In normal fetuses, GnRH-containing neurons are present in the human brain at the end of the first month of pregnancy [22]. Hypophysis is able to synthesize gonadotropins from at least 9 weeks of fetal life [23, 24], so the release of gonadotropins into the fetal circulation can be demonstrated by the beginning of the second trimester. Circulating luteinizing hormone (LH) and follicle stimulating hormone (FSH) levels were significantly higher in female than in male fetuses at mid-gestation [25].
Differentiation of the genital tract depends on metabolic pathways initially orchestrated by the presence/absence of the SRY gene and by the action of anti-Müllerian hormones (AMH) and testosterone. Thus, it is expected that a female embryo, genetically XX, will not susceptible to the direct action of those signalers.
Fetal ovaries are unable to secrete AMH, but their ovarian expression can be detected by immunohistochemistry at the time of the third trimester, suggesting that AMH plays a role in ovarian development as early as the fetal period [16, 26]. Circulating FSH concentrations in female fetuses are high at mid-gestation, then decrease to low levels at birth, but transiently increase again during postnatal pituitary activation [25]. In premature girls, extremely high postnatal levels of FSH have been described, indicating an alteration in pituitary-ovarian function in infancy [27, 28].
In this sense, since the exposure of the central nervous system to amniotic fluid causes irreversible damage to the encephalic tissue, we could assume that the primary hormonal axis would be compromised in anencephalic fetuses, which could reflect the abnormal development of the reproductive organs [1, 9].
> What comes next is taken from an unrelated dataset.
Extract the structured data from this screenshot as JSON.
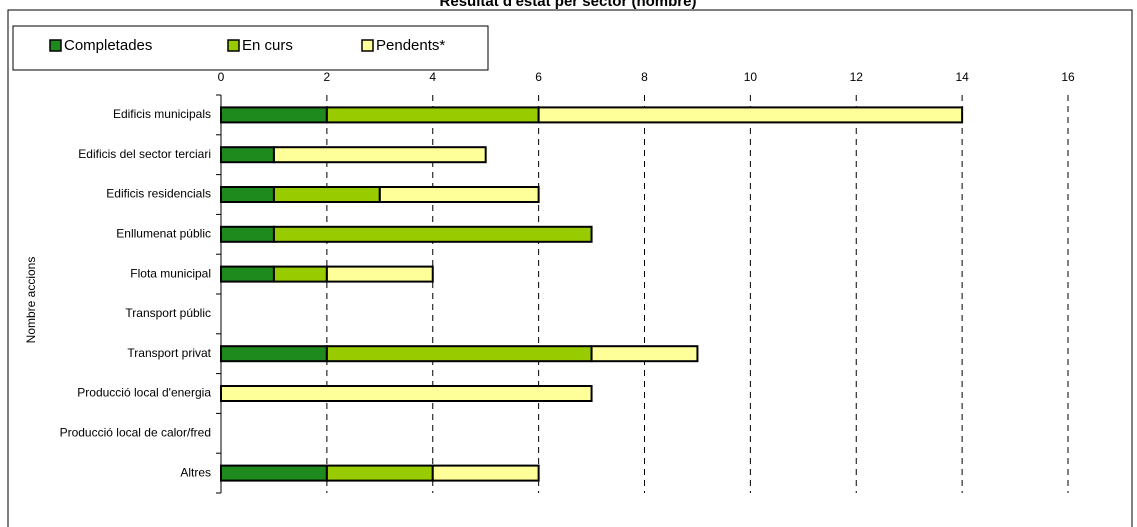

This correlation would be more assertive for male fetuses since the fetal ovaries are not thought to play any part in female sex differentiation, because they secrete little estrogen, even though follicles begin to develop at about 16 weeks and primordial follicles containing granulosa cells are present by 20 weeks [16]. It has been described that female external genitalia development is not subject to fetal gonadal hormones as in male fetuses [29, 30].
In male fetuses, the comparative study of the development of the genital tract of normal and anencephalic fetuses has been conducted over the years. Zondek & Zondek, during the 1960s, observed that the prostate showed marked, and in some instances extreme, metaplastic changes, sometimes even surpassing the appearance in normal controls [7]. In another paper, those researchers noted that the volume of the testis was smaller than that of controls with similar periods of development [12].
In our department, Pires et al. observed that the testicular volume of anencephalic fetuses did not increase with fetal age, and developed more slowly than in normal fetuses. On the other hand, the same research team did not observe significant differences in development of the prostate in fetuses with anencephaly [6, 9]. In the same sense, Carvalho and colleagues, using histological and immunolabeling techniques, concluded that anencephaly does not cause structural alterations in the fetal penis [8].
As for the female fetuses, Baker and Scrimgeour demonstrated that gonadal development was almost identical in the ovaries of anencephalic and control fetuses [31]. Zondek and Zondek reported a different result, suggesting that the volume of the ovary in anencephalics was larger than that of the controls up to 36 weeks of gestation and somewhat smaller in the last month of pregnancy; with no marked degree of hypoplasia [12].
Previous data from our department showed no differences in vaginal morphology, but the vaginal length and width were smaller in the anencephalic group during the second trimester of pregnancy [11]. Changes were perceived in relation to the external genitalia, with anencephalic fetuses tending to have more rudimentary external genitalia, with a reduction in anatomical distances from some reference points: length and width of the clitoris, length and width of the vaginal introitus, and distance between the labia majora and the clitoris-anus distance. Despite these findings, there was no significant change in the distance between the vaginal opening and the anus of these fetuses [10].
Comparative studies of the uterus between normal and anencephalic fetuses are scarce in the literature. Zondek and Zondek evaluated genital structures of female anencephalic fetuses, stillborn in the third trimester. Their histological investigation demonstrated normal uterine development, with vascular, stromal and glandular proliferation, glandular secretion present in varying degrees, and full development during the last month of pregnancy [32] .
The present paper reports the first normative parameters of uterine development during the second gestational trimester in human fetuses. The statistical analysis of our measurements indicates that the uterine diameters were similar between the evaluated groups. However, the growth in width and length appears to be slower in the anencephalic sample, which allows us to speculate that NTDs have little impact on uterine development during the second trimester. It also reveals the need for further investigation in this field, including ultrastructural and sophisticated histological studies, providing better assessment of these changes.
Some limitations of our study should be mentioned: (a) the unequal WPC of the anencephalic fetuses and the control group; (b) the lack of uterine histopathological analysis in our sample; and (c) the small sample size (however, anencephalic fetuses are rare, so the observations of a small sample are still relevant); and (d) measurement of uterine biometric parameters by a single observer, potentially leading to measurement bias.